New Bill Would Erase Kentucky Lookback Period for First DUI Offenders
Currently Kentucky has a 10-year lookback period, meaning that if you are charged with drunk driving, the state can look back 10 years to see if you’ve had another DUI in that time. If so, the new DUI counts as a second offense, with greater penalties. If it happened more than a decade ago, you get to “reset” the clock, and you are charged with a first offense.
The Kentucky lookback period was extended from five to ten years in April of last year.
Now the legislature is considering House Bill 261, which would mean that a Kentuckian would never be able to have more than one first DUI offense. Any subsequent drunk driving charge would go down as a second offense, even if it occurred a quarter century or more after the first.
The Kentucky Lookback Period
The idea of a lookback period is to balance the need of the state to track multiple offenders with the right of an offender to wipe a slate clean by staying within the law. Most states allow offenders to start over after a period of seven, ten, or fifteen years. There are a few with no lookback periods, however,
Opponents of HB 261 feel that there should be a limit to how long a person can be considered a drunk driver – after 10 years with no violations, one should be considered a non-offender.
Supporters feel that the bill will discourage drunk drivers. Anyone who knows that they are looking at a second offense will be extra careful about driving while impaired.

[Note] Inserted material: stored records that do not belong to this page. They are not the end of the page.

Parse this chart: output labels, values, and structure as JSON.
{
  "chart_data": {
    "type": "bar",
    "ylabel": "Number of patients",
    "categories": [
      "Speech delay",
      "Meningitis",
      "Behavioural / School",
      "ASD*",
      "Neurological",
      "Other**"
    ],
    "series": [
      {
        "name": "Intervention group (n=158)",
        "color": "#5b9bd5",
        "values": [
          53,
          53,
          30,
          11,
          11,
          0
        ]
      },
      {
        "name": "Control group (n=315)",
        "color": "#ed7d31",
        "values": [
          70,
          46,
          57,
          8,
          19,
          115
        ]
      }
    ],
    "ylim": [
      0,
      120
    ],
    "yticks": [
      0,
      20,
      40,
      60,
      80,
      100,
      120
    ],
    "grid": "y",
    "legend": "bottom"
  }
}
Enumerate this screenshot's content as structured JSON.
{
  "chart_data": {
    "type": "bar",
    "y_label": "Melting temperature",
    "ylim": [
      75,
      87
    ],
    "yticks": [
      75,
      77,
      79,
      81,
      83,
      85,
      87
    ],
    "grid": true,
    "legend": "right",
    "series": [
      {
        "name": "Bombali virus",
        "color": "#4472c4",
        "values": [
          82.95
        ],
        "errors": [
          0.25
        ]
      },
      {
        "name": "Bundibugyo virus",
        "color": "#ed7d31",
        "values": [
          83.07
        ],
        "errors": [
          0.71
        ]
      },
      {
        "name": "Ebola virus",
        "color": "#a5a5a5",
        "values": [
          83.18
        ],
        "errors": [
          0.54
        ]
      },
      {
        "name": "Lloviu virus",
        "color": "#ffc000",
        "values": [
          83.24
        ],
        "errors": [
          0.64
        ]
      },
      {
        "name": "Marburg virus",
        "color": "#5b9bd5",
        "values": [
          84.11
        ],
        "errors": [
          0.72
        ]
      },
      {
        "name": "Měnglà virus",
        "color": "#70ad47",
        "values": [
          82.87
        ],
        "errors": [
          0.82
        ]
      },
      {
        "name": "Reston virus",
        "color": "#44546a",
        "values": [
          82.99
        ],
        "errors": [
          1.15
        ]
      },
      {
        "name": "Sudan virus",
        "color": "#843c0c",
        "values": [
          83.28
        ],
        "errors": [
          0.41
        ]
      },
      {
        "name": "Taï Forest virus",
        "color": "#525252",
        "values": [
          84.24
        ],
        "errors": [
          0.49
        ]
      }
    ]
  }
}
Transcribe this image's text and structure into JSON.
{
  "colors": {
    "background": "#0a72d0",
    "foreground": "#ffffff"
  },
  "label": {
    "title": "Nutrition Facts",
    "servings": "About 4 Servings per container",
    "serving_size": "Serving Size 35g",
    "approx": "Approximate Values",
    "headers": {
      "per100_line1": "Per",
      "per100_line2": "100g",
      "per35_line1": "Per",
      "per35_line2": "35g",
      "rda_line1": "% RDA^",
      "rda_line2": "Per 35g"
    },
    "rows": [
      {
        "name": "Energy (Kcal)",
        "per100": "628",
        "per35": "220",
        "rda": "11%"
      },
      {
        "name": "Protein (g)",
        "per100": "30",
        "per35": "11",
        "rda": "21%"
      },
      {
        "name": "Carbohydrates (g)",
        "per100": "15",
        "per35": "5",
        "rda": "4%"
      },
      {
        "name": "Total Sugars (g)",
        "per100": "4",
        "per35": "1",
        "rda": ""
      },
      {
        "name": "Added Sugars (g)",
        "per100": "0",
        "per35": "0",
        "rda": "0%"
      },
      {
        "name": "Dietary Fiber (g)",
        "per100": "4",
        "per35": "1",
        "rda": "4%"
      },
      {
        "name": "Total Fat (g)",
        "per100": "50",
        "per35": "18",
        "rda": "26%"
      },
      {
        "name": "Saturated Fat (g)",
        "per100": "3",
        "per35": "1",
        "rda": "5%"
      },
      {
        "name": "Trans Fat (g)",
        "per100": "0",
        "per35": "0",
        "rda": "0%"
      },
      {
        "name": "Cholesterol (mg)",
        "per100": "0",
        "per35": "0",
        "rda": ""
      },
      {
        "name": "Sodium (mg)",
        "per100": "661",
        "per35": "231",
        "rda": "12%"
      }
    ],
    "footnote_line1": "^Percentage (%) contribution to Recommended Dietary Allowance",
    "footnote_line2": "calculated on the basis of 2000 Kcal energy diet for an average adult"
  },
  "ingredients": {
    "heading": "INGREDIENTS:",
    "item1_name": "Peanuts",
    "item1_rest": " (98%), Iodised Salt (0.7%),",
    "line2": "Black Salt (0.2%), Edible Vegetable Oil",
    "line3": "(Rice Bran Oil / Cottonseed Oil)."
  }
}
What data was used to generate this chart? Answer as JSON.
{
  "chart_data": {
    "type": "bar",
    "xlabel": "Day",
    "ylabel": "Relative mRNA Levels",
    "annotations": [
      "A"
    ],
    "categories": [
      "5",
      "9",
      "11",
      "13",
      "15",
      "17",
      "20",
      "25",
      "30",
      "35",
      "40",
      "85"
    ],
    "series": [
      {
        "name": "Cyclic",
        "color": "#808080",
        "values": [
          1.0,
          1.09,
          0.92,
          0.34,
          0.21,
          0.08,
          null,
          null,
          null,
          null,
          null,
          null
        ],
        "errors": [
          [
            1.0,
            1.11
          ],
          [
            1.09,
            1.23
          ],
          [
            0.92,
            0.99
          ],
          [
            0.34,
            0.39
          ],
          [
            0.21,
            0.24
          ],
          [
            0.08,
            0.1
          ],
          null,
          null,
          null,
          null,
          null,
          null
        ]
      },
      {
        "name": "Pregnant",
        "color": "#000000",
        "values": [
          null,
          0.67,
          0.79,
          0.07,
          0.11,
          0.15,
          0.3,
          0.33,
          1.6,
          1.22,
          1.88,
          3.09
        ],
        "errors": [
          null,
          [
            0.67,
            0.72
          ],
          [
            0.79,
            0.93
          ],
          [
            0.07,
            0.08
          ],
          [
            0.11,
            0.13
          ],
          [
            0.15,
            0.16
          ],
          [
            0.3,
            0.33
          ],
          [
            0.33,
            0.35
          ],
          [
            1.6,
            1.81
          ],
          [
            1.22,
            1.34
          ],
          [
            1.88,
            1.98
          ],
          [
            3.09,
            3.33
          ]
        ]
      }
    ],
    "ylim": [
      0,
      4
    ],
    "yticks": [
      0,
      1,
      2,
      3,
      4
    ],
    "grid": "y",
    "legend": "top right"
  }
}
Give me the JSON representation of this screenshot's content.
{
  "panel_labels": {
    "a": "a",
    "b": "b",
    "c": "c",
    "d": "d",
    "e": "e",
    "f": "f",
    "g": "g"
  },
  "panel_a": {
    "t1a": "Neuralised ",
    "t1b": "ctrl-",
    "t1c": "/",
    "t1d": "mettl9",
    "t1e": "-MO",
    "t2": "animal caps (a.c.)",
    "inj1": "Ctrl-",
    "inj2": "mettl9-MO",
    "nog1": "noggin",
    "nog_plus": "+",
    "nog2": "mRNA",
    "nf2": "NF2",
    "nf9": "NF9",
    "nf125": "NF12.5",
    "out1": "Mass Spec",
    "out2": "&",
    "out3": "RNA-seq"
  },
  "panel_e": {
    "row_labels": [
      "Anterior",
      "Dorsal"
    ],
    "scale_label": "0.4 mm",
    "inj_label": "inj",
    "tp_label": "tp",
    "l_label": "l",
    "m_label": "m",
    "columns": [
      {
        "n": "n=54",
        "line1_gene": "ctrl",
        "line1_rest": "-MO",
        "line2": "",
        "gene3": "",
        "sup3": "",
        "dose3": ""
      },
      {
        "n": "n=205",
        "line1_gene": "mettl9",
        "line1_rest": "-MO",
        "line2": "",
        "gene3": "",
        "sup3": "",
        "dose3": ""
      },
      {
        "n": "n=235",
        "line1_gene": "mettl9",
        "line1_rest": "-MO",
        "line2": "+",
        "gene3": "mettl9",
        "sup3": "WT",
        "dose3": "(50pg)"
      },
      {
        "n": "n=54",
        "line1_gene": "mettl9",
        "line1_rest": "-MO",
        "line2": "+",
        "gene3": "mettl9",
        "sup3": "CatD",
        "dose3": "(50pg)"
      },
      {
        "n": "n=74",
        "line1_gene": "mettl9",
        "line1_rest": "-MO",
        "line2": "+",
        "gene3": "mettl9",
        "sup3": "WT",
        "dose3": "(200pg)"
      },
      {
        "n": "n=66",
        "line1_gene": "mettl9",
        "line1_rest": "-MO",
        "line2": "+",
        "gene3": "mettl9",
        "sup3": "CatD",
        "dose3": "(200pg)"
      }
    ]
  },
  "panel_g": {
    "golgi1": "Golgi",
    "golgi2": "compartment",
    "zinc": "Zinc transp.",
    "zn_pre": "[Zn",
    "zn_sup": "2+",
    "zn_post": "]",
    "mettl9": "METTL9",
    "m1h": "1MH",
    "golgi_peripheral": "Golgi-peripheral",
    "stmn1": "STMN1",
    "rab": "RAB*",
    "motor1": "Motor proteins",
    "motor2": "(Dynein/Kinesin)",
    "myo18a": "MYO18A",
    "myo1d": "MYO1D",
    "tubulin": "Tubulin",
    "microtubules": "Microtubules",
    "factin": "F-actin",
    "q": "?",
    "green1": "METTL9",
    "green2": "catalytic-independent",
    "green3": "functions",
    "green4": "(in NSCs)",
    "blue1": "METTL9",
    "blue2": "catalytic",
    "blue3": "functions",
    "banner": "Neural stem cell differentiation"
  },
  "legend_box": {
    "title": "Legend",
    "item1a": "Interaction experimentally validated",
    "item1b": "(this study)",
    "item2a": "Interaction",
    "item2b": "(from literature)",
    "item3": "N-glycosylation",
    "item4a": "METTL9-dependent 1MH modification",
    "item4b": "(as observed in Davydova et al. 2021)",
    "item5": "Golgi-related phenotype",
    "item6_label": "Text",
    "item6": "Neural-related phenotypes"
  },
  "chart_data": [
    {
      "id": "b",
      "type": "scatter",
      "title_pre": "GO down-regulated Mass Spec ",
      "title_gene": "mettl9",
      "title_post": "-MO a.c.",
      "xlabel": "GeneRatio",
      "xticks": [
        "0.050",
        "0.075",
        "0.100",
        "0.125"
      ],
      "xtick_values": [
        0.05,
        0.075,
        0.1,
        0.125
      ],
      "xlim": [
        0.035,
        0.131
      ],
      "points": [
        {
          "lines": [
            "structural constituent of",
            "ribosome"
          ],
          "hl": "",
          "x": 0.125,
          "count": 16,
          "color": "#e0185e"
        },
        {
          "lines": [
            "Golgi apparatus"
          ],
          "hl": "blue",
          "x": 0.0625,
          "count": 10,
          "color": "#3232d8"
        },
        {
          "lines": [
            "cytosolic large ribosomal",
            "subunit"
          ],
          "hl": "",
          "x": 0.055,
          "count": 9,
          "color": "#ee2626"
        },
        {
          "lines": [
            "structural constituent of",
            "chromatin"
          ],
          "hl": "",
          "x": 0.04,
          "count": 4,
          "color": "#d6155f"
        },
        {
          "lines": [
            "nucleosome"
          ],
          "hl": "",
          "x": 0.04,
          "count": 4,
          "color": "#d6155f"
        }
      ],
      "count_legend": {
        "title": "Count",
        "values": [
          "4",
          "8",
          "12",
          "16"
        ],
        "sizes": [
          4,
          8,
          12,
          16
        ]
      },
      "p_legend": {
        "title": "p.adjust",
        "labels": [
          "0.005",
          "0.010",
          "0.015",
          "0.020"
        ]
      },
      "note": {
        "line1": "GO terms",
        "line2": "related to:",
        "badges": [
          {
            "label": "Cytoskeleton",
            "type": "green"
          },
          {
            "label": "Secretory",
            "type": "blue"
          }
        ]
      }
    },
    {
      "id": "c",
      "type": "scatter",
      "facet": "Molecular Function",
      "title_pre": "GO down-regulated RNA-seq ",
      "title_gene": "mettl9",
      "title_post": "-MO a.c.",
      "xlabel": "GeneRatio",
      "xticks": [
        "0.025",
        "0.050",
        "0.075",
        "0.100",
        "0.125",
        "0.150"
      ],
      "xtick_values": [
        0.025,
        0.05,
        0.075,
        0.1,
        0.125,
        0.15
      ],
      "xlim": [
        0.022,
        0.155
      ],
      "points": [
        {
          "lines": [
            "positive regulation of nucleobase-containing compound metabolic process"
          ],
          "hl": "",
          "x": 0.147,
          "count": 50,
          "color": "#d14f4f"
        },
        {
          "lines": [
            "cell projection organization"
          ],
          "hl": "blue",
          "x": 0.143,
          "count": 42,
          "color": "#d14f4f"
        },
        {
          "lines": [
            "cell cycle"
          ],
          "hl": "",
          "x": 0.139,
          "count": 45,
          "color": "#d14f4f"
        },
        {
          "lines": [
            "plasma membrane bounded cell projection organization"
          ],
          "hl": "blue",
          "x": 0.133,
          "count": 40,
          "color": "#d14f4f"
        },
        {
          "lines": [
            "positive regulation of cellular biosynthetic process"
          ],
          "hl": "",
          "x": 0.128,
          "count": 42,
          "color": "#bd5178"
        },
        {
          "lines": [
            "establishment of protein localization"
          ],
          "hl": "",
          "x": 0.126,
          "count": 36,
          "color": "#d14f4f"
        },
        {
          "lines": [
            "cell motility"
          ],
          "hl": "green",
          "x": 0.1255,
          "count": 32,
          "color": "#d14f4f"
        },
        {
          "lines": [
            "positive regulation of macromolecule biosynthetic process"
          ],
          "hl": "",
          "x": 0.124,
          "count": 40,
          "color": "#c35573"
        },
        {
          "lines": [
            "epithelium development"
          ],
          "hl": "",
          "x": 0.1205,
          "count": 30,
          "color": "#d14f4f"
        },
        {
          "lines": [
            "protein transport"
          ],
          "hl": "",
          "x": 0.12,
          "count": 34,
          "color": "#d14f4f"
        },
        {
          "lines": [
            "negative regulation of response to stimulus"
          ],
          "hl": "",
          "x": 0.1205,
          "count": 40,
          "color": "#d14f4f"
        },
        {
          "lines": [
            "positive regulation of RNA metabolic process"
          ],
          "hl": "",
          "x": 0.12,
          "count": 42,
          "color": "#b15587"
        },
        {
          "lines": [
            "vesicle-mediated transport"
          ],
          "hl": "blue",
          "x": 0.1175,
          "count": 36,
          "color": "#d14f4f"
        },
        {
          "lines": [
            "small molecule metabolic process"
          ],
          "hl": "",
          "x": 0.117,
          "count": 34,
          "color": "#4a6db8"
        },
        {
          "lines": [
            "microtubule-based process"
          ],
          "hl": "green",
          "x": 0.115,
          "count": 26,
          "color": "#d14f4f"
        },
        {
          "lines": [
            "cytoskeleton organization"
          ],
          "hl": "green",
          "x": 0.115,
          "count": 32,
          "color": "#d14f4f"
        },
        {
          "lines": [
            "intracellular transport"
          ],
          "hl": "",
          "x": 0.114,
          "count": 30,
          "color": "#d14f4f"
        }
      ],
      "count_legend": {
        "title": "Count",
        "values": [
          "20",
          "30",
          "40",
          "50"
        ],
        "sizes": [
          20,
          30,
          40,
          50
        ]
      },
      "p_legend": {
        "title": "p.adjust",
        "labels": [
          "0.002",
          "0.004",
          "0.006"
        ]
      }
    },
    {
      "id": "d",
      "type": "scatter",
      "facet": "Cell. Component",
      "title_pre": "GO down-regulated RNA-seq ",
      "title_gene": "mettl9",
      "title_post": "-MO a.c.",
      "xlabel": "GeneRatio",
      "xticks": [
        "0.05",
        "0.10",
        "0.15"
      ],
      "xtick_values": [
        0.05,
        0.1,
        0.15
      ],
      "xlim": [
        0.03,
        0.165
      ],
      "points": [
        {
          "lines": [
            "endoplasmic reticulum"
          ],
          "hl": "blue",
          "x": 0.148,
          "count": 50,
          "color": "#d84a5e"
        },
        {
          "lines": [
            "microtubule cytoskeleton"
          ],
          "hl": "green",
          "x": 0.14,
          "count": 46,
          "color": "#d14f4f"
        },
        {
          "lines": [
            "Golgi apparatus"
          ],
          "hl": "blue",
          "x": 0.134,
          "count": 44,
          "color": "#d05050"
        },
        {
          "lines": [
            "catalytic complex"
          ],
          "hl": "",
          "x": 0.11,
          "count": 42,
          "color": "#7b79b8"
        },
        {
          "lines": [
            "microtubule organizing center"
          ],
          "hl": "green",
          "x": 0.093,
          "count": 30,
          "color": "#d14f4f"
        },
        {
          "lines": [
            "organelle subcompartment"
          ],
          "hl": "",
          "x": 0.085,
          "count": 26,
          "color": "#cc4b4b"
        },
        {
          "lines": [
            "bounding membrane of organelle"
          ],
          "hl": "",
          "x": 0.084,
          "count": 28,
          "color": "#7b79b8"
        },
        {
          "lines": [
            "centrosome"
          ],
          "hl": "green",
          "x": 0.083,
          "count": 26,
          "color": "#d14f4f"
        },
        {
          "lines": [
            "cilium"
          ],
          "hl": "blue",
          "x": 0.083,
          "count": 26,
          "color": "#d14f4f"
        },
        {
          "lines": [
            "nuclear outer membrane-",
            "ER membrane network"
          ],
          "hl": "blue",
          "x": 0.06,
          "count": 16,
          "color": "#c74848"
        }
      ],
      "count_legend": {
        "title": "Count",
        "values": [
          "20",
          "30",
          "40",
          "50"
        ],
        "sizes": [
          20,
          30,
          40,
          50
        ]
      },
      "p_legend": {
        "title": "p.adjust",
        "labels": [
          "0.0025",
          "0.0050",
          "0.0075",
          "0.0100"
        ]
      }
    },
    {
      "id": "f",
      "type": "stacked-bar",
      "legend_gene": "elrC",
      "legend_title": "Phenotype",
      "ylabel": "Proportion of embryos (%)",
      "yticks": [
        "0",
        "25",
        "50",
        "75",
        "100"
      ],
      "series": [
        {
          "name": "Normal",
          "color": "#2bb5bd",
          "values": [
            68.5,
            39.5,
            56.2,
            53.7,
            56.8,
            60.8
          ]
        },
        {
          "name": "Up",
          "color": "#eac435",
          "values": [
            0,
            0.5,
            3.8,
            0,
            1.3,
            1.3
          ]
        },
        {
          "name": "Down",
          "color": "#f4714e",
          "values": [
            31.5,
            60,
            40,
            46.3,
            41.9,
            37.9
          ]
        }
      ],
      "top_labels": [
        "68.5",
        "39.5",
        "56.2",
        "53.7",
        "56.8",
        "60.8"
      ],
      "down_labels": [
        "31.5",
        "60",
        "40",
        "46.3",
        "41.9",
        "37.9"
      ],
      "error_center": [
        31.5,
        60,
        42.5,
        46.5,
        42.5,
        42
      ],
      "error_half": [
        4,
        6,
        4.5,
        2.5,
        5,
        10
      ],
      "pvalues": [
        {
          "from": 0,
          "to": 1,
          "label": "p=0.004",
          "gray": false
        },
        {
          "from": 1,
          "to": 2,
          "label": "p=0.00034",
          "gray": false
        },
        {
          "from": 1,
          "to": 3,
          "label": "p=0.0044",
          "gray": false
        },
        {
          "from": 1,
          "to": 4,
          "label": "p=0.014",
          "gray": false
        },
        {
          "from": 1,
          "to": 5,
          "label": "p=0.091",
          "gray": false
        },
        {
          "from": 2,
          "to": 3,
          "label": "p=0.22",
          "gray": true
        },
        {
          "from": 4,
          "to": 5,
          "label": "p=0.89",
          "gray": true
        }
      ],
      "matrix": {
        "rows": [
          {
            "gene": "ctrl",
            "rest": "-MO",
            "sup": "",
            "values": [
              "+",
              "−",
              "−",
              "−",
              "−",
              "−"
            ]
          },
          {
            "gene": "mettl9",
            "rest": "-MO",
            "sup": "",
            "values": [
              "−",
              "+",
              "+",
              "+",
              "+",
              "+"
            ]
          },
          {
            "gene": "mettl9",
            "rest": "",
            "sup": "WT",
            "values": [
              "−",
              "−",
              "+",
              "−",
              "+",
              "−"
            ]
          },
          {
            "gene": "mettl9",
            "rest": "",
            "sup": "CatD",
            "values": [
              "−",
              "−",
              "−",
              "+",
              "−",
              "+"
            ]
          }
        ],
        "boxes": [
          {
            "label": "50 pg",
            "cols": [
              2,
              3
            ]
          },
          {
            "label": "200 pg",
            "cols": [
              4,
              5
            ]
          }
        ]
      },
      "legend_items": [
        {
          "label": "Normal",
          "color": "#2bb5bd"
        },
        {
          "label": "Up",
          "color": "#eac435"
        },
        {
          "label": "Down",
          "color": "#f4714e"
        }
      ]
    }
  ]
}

What Kentucky Really Needs – More Ignition Interlocks
House Bill 261 has its heart in the right place, but it’s not the most efficient way to achieve the goal of reducing drunk driving in the state. The bill presupposes that a person who has stayed out of trouble for ten years after a DUI will relax his or her standards after the lookback period ends. That’s not very plausible. And in fact, there’s not a lot of research showing that such a move would make a difference in DUI rates.
What Kentucky should do is mandate ignition interlocks for all DUI offenders, including first offenders with a blood alcohol concentration (BAC) of .08 or more. An ignition interlock, or car breathalyzer, prevents a vehicle from starting if the driver has been drinking.
Currently first offenders only get an interlock if their BAC is .15 or greater. Also, the state should only remove the interlocks when the offender has passed a set number of months – say, four – without a failed breath test. Compliance-based removal is recommended by road safety organizations such as Mothers Against Drunk Driving (MADD).
It’s great that Kentucky legislators are concerned about fighting drunk driving. They should concentrate on measures that have been proven to work – like all-offender ignition interlock laws – to get the fastest results.